DERGİ sizin göreve gelmenizden sonra çıkarılmaya başlanıyor.
Künyede imtiyaz sahibi olarak siz görünüyorsunuz.
Bağlı olduğunuz bakan da Yayın Danışma Kurulu üyesi.
Derginin Genel Yayın Yönetmeni, sizin basın danışmanınız.
Derginin yazışma adresi ise sizin basın müşavirliğiniz.
Hal böyleyken, bu dergi, ihale verdiğiniz firmalardan ciddi rakamlarla reklam alıyorsa, ‘Bu benimle alakalı değil’ demeniz inandırıcı olabilir mi?
Veya bu künyeyi gören o müteahhitlerin reklam vermeme şansı olabilir mi?
BUNLAR KÜÇÜK ŞEYLER!
Sözünü ettiğimiz bürokrat, DSİ Genel Müdürü Prof. Dr. Veysel Eroğlu.
Dergi de Su İşleri Vakfı adına Eroğlu’nun sahibi olduğu Su Dünyası.
Derginin basımı ve (vakıflar bağış alamadığından olsa gerek) reklam toplama işi, İstanbul’daki bir firma tarafından yapılıyor.
Önceki gün aradığımız Eroğlu’na, bu dergiyle, İstanbul’da geçen hafta yapılan ‘Su Sempozyumu’ giderlerinin sponsor DSİ müteahhitlerince karşılanmasıyla ve Deriner Barajı keşif artışıyla ilgili sorular yönelttik.
Eroğlu’nun, ‘Küçük şeyler’ dediği dergiyle ilgili yanıtlarından başlayalım:
‘Dergiyi çıkaran reklamını da alır.Bu beni ilgilendirmez.Müteahhit isterse reklam verir, istemezse vermez.Bizimle alakalı bir konu değil.Biz, buradan sadece vakfa belli miktarda isim hakkı alıyoruz.’
Eroğlu’nun isim hakkı dediği rakamın toplanan reklama göre komik kaldığını; vakıf yönetiminin, daha çok bağış adı altında toplanan reklam gelirinin miktarı ve ne şekilde harcandığı konusunda hiçbir bilgisi olmadığını; reklam toplanırken DSİ görevlilerinin de devreye girdiğini belirtmeli.
DSİ müteahhitlerinin bu reklamları isteyerek değil, Eroğlu adı nedeniyle vermek durumunda kaldıkları da bir başka iyi bilinen gerçek.
SPONSORSUZ
OLMAZ
Eroğlu, ‘Başkaları yapsa 3-4 milyon dolar harcardı’ dediği Uluslararası Su Sempozyumu’nun, DSİ müteahhitleri ve müteahhit örgütlerinin sponsorluğunda gerçekleştirilmesini de sonuna kadar savunuyor.

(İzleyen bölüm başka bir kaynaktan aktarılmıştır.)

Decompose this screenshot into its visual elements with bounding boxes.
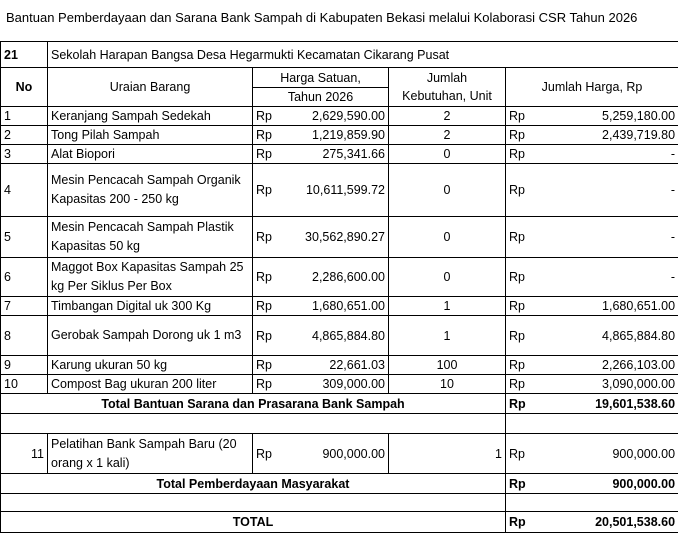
item-description: Tong Pilah Sampah [48,126,253,145]
item-unit-price: 10,611,599.72 [285,164,389,217]
subtotal-sarana-row [1,394,678,414]
spacer-cell [1,494,506,512]
table-row [1,375,678,394]
header-quantity-line2: Kebutuhan, Unit [402,89,492,103]
spacer-cell [506,414,678,434]
table-row [1,107,678,126]
header-item: Uraian Barang [48,68,253,107]
item-total: 3,090,000.00 [536,375,678,394]
subtotal-currency: Rp [506,394,536,414]
price-currency: Rp [253,145,285,164]
total-currency: Rp [506,126,536,145]
item-quantity: 0 [389,217,506,258]
item-quantity: 1 [389,434,506,474]
item-description: Compost Bag ukuran 200 liter [48,375,253,394]
item-number: 8 [1,316,48,356]
item-total: 2,266,103.00 [536,356,678,375]
header-total: Jumlah Harga, Rp [506,68,678,107]
spacer-row [1,494,678,512]
item-description: Mesin Pencacah Sampah Plastik Kapasitas 50 kg [48,217,253,258]
price-currency: Rp [253,107,285,126]
total-currency: Rp [506,375,536,394]
item-total: 4,865,884.80 [536,316,678,356]
item-description: Timbangan Digital uk 300 Kg [48,297,253,316]
item-description: Karung ukuran 50 kg [48,356,253,375]
table-row [1,217,678,258]
item-description: Alat Biopori [48,145,253,164]
grand-total-value: 20,501,538.60 [536,512,678,533]
total-currency: Rp [506,145,536,164]
header-quantity-line1: Jumlah [426,71,468,85]
table-row [1,164,678,217]
subtotal-pemberdayaan-value: 900,000.00 [536,474,678,494]
item-total: 1,680,651.00 [536,297,678,316]
item-total: - [536,258,678,297]
item-unit-price: 309,000.00 [285,375,389,394]
item-number: 10 [1,375,48,394]
header-row [1,68,678,88]
item-unit-price: 2,286,600.00 [285,258,389,297]
total-currency: Rp [506,434,536,474]
school-number: 21 [1,42,48,68]
total-currency: Rp [506,297,536,316]
total-currency: Rp [506,107,536,126]
item-total: - [536,164,678,217]
total-currency: Rp [506,316,536,356]
price-currency: Rp [253,375,285,394]
item-quantity: 2 [389,107,506,126]
table-row [1,145,678,164]
item-quantity: 1 [389,297,506,316]
price-currency: Rp [253,356,285,375]
item-quantity: 2 [389,126,506,145]
item-description: Pelatihan Bank Sampah Baru (20 orang x 1 kali) [48,434,253,474]
item-number: 6 [1,258,48,297]
total-currency: Rp [506,217,536,258]
table-row [1,126,678,145]
price-currency: Rp [253,316,285,356]
price-currency: Rp [253,126,285,145]
subtotal-sarana-label: Total Bantuan Sarana dan Prasarana Bank Sampah [1,394,506,414]
table-row [1,258,678,297]
item-quantity: 100 [389,356,506,375]
item-quantity: 0 [389,258,506,297]
price-currency: Rp [253,258,285,297]
item-number: 11 [1,434,48,474]
item-unit-price: 275,341.66 [285,145,389,164]
item-quantity: 0 [389,145,506,164]
document-title: Bantuan Pemberdayaan dan Sarana Bank Sampah di Kabupaten Bekasi melalui Kolaborasi CSR Tahun 2026 [6,10,638,25]
price-currency: Rp [253,297,285,316]
item-total: - [536,217,678,258]
item-number: 1 [1,107,48,126]
table-row [1,316,678,356]
header-quantity [389,68,506,107]
training-row [1,434,678,474]
item-number: 7 [1,297,48,316]
grand-total-label: TOTAL [1,512,506,533]
item-total: 5,259,180.00 [536,107,678,126]
item-number: 5 [1,217,48,258]
item-unit-price: 4,865,884.80 [285,316,389,356]
item-number: 9 [1,356,48,375]
item-total: - [536,145,678,164]
price-currency: Rp [253,164,285,217]
item-unit-price: 30,562,890.27 [285,217,389,258]
header-no: No [1,68,48,107]
subtotal-pemberdayaan-row [1,474,678,494]
item-quantity: 1 [389,316,506,356]
item-unit-price: 900,000.00 [285,434,389,474]
price-currency: Rp [253,434,285,474]
item-description: Maggot Box Kapasitas Sampah 25 kg Per Siklus Per Box [48,258,253,297]
item-total: 2,439,719.80 [536,126,678,145]
item-unit-price: 22,661.03 [285,356,389,375]
total-currency: Rp [506,164,536,217]
school-name: Sekolah Harapan Bangsa Desa Hegarmukti Kecamatan Cikarang Pusat [48,42,678,68]
item-quantity: 0 [389,164,506,217]
item-description: Gerobak Sampah Dorong uk 1 m3 [48,316,253,356]
item-description: Keranjang Sampah Sedekah [48,107,253,126]
spacer-cell [506,494,678,512]
item-quantity: 10 [389,375,506,394]
item-number: 4 [1,164,48,217]
item-total: 900,000.00 [536,434,678,474]
header-unit-price-line1: Harga Satuan, [253,68,389,88]
school-row [1,42,678,68]
item-unit-price: 1,219,859.90 [285,126,389,145]
table-row [1,356,678,375]
total-currency: Rp [506,258,536,297]
item-number: 2 [1,126,48,145]
table-row [1,297,678,316]
subtotal-currency: Rp [506,474,536,494]
item-unit-price: 1,680,651.00 [285,297,389,316]
grand-total-row [1,512,678,533]
subtotal-pemberdayaan-label: Total Pemberdayaan Masyarakat [1,474,506,494]
item-unit-price: 2,629,590.00 [285,107,389,126]
price-currency: Rp [253,217,285,258]
subtotal-sarana-value: 19,601,538.60 [536,394,678,414]
budget-table [0,41,678,533]
header-unit-price-line2: Tahun 2026 [253,88,389,107]
item-description: Mesin Pencacah Sampah Organik Kapasitas 200 - 250 kg [48,164,253,217]
item-number: 3 [1,145,48,164]
spacer-cell [1,414,506,434]
total-currency: Rp [506,356,536,375]
spacer-row [1,414,678,434]
grand-total-currency: Rp [506,512,536,533]
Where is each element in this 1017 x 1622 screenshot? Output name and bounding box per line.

Sponsorlukların gönüllü olduğunu aktaran Eroğlu devam ediyor:
‘Bu da küçük şey.Biz 3.5 katrilyona hükmediyoruz.Şimdiye kadar 3 katrilyon tasarruf yaptık.Buna bakılsın.Böylesi etkinlikleri bütçeden yapmak mümkün değil. Uluslararası bir toplantıda kendilerini göstermek isteyen her müteahhide de doğal ki yardımcı olurum. Karşılığında da kimi uçak, kimi otel, kimi de yemek masrafını karşıladı. Kimi de stant kiraladı.’
Oysa bizdeki bilgi, firma ve müteahhit derneklerinin aranarak, harcama miktarı veya katılımcı sayısı da verilmeden, ‘Sen otel, sen yemek, sen uçak giderlerini karşılayacaksın’ denildiğidir.
Eroğlu, Deriner Barajı keşif artışı konusunda ise sözleşmeye uymaktan kaynaklanan bir artış yapıldığını, yüzde 4 bin 505 rakamının doğru olmadığını, ortalamanın yüzde 66’da kaldığını, üstelik bu işlemle 200 milyon dolarlık kár sağlandığını anlattı.
Yüzde 4 bin 505’lik keşif artışı da, yüzde binliği de, yüzde 700’lüğü de Eroğlu’nun imzasını taşıyan belgenin her sayfasında duruyor.
Bu bir yana; biz, keşif artışının haklı veya haksızlığı üzerinde durmadık, AKP kadrolarındaki, ‘Biz yaparsak doğru, başkası yaparsa Yüce Divan’lık’ anlayışını ortaya koymaya çalıştık.
Başbakan Recep Tayyip Erdoğan’ın İstanbul’dan yakın çalışma arkadaşı olan Eroğlu’nun açıklamalarında da aksi yönde bir işaret bulamadık.